Find a vector of magnitude 7 which is perpendicular to both 2i + j - k and i - 2j + 7k .

In three dimensional space there are two answers because if you have one answer than multiplying it by -1 gives you second.

Are you familar with the vector cross product?

I assume not. The vector cross product is an operation denoted ^ (sometimes x). It has the useful property that if a and b are vectors then a ^b is a vector perpendicular to a and b .

The cross product satisfies the following relations:

a ^(b +c ) = a ^b + a ^c
a ^b = -b ^c

Also if i , j , k are a set of right handed orthonormal basis vectors (i.e. the standard unit vectors):

i ^j = k
(derive similar relations for j ^i , j ^k etc)

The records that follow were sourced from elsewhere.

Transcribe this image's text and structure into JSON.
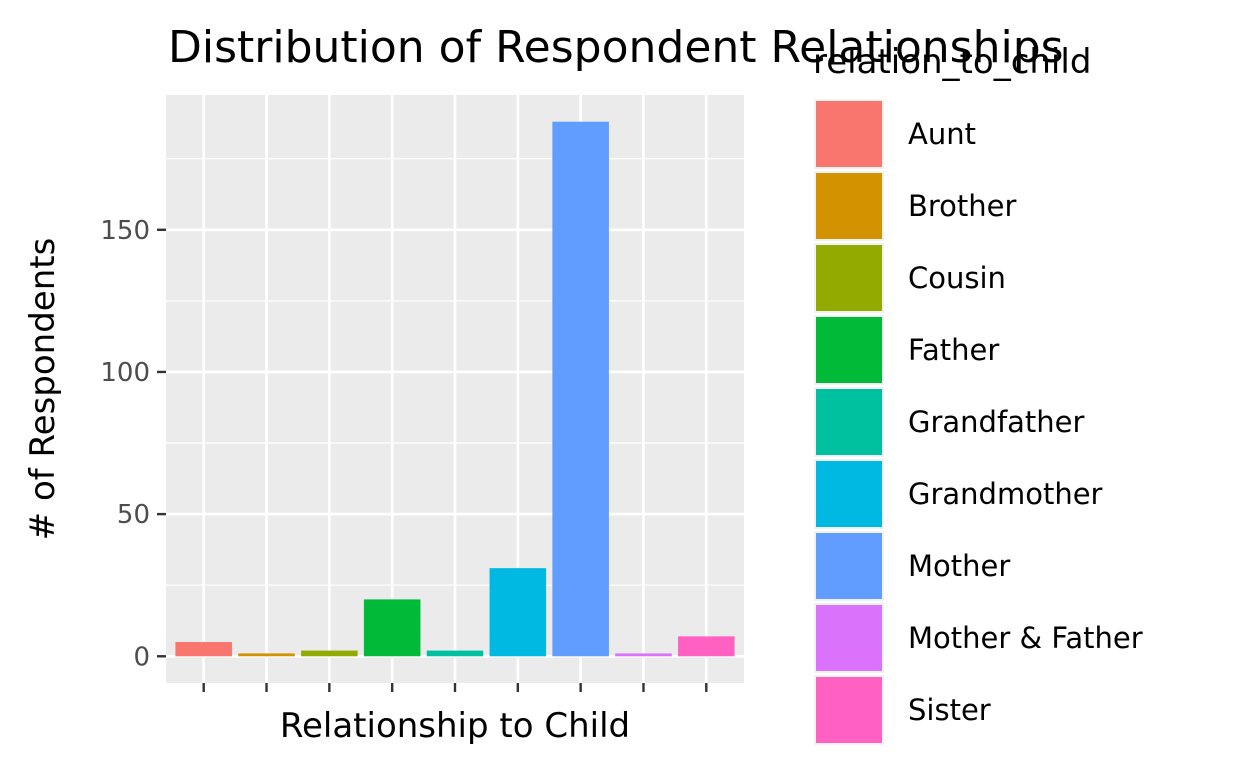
{
  "chart_data": {
    "type": "bar",
    "title": "Distribution of Respondent Relationships",
    "xlabel": "Relationship to Child",
    "ylabel": "# of Respondents",
    "categories": [
      "Aunt",
      "Brother",
      "Cousin",
      "Father",
      "Grandfather",
      "Grandmother",
      "Mother",
      "Mother & Father",
      "Sister"
    ],
    "values": [
      5,
      1,
      2,
      20,
      2,
      31,
      188,
      1,
      7
    ],
    "colors": [
      "#F8766D",
      "#D39200",
      "#93AA00",
      "#00BA38",
      "#00C19F",
      "#00B9E3",
      "#619CFF",
      "#DB72FB",
      "#FF61C3"
    ],
    "yticks": [
      0,
      50,
      100,
      150
    ],
    "ylim": [
      -9.4,
      197.4
    ],
    "x_tick_labels_shown": false,
    "grid": true,
    "legend": {
      "title": "relation_to_child",
      "position": "right"
    }
  }
}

Now you know about the properties of this product can you get an answer?

Anonymous has given enough information for you to work out how to calculate vector products.
However, for those who would like a short-cut to the method, have a look at the entry in thesaurus.maths.org .

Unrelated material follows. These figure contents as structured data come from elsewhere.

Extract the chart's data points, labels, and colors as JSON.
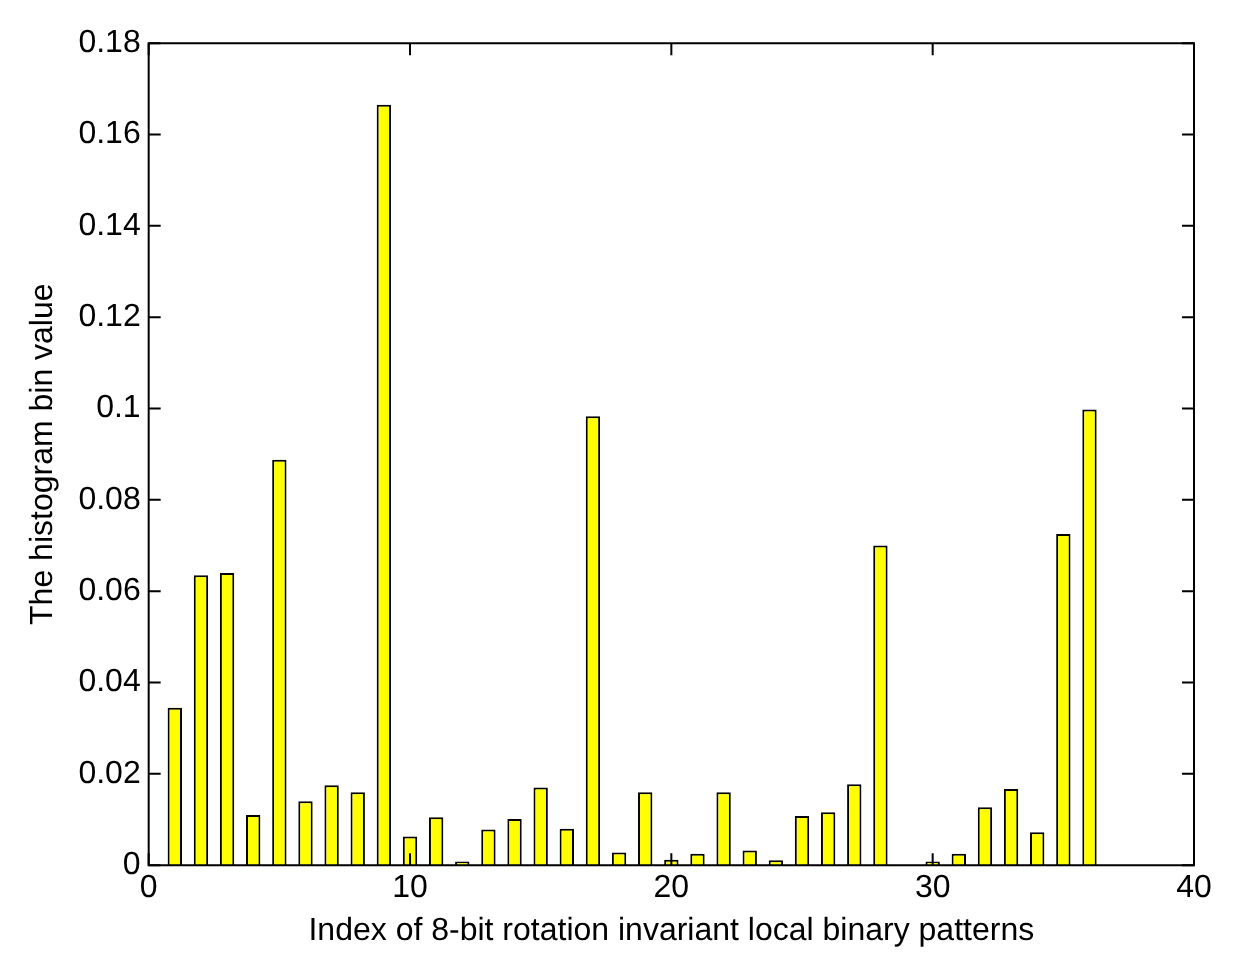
{
  "chart_data": {
    "type": "bar",
    "xlabel": "Index of 8-bit rotation invariant local binary patterns",
    "ylabel": "The histogram bin value",
    "x": [
      1,
      2,
      3,
      4,
      5,
      6,
      7,
      8,
      9,
      10,
      11,
      12,
      13,
      14,
      15,
      16,
      17,
      18,
      19,
      20,
      21,
      22,
      23,
      24,
      25,
      26,
      27,
      28,
      29,
      30,
      31,
      32,
      33,
      34,
      35,
      36
    ],
    "values": [
      0.0345,
      0.0635,
      0.064,
      0.011,
      0.0888,
      0.014,
      0.0175,
      0.016,
      0.1665,
      0.0063,
      0.0105,
      0.0008,
      0.0078,
      0.0101,
      0.017,
      0.008,
      0.0983,
      0.0028,
      0.016,
      0.0012,
      0.0025,
      0.016,
      0.0032,
      0.0011,
      0.0108,
      0.0116,
      0.0177,
      0.07,
      0,
      0.0008,
      0.0025,
      0.0127,
      0.0167,
      0.0072,
      0.0725,
      0.0998
    ],
    "color": "#ffff00",
    "xlim": [
      0,
      40
    ],
    "xticks": [
      0,
      10,
      20,
      30,
      40
    ],
    "ylim": [
      0,
      0.18
    ],
    "yticks": [
      0,
      0.02,
      0.04,
      0.06,
      0.08,
      0.1,
      0.12,
      0.14,
      0.16,
      0.18
    ],
    "grid": false,
    "legend": false
  }
}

Once you've found a vector perpendicular to the two given, find its magnitude, and then you should be able to work out what to multiply by to get the right magnitude.

It is possible to show that:

(ai+bj+ck).(di+ej+fk) = a d+b e+c f

So the solution to this problem is given by saying the vector you're after is r=xi+yj+zk, and saying r.a=0, r.b=0, and |r|=7, where a and b are the given vectors, then solve simultaneously for x, y, z.

Slightly differently, you can use the two dot products to find two of x, y, z in terms of the third. This tells you the ratio of the three components of your vector (in this case -1:3:1), and hence a vector in the right direction. Then find its magnitude as above, and multiply by something appropriate.

For those wishing to check that they've got the idea, the answer to this question is ±(7/sqrt(11)(-i +3j +k ).